Is there a way to calculate response times #2

nalbanders · 2015-04-24T18:47:25Z

Hi, I found this parser very useful, I am doing a school project to analyze chat data. Thank you for contributing.

One thing I'd like to do is see the difference in response time between the root and their contact (much in the same way you calculate messages, characters, etc.)

Is there a way you recommend to add this functionality?

nmoya · 2015-04-24T19:37:14Z

Hello @nalbanders !

Thanks for your interest. I don't have a log file right now. Could you please refresh my memory and check if a log file contains a timestamp of the time that a message was sent/received?

If so, a first step should be to parse this string as a timestamp structure in python. Python provides several libraries to work with date and time.

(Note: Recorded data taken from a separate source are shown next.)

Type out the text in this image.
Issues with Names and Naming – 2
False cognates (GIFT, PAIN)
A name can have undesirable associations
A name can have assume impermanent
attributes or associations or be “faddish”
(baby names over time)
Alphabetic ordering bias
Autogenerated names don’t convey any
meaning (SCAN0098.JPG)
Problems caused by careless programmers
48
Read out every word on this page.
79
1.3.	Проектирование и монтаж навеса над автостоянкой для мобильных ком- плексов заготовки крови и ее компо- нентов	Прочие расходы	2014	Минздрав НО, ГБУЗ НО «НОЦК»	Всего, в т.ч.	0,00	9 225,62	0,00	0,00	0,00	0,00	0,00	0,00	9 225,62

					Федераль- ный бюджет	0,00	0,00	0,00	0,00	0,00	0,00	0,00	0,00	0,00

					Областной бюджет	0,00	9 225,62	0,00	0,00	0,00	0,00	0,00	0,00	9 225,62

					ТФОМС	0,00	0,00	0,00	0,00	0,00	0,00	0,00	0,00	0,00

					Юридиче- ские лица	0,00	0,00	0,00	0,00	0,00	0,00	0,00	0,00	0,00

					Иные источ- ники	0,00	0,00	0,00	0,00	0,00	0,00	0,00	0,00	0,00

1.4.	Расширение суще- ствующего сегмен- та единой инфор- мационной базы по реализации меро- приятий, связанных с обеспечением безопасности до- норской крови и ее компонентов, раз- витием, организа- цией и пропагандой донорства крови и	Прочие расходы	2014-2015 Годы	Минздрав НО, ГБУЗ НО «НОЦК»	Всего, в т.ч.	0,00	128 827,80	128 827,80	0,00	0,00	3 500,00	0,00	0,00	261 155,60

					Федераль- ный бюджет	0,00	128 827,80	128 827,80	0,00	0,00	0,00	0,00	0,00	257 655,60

You can have a glimpse of what can be done with other file of mine here: https://github.com/nmoya/glaucobot/blob/master/glaucobot/datelib.py

My best suggestion is that you should not perform manual calculations over timestamps. Always use a well tested library to work with date and time.

I am interested in working together to add this feature if you like.

Cheers,

PS. Also, if you are getting started with computing, check this video: https://www.youtube.com/watch?v=-5wpm-gesOY

nalbanders · 2015-04-27T00:08:12Z

Hi Nikolas,

Thanks for the reply. I will try to work it in as you suggest.

It's actually a fun project I am working on which your script is helping a
lot. I am a student at MIT. I'd be happy to have a call and discuss the
project and see if you'd have any interest working together. I am doing two
different studies interpreting relationships based on conversation data.
Always looking to connect with people who are interested and who are
skilled like yourself.

Here is my LinkedIn profile
https://www.linkedin.com/pub/armen-nalband/13/65/656

On Fri, Apr 24, 2015 at 3:37 PM, Nikolas Moya [email protected]
wrote:

Hello @nalbanders https://github.com/nalbanders !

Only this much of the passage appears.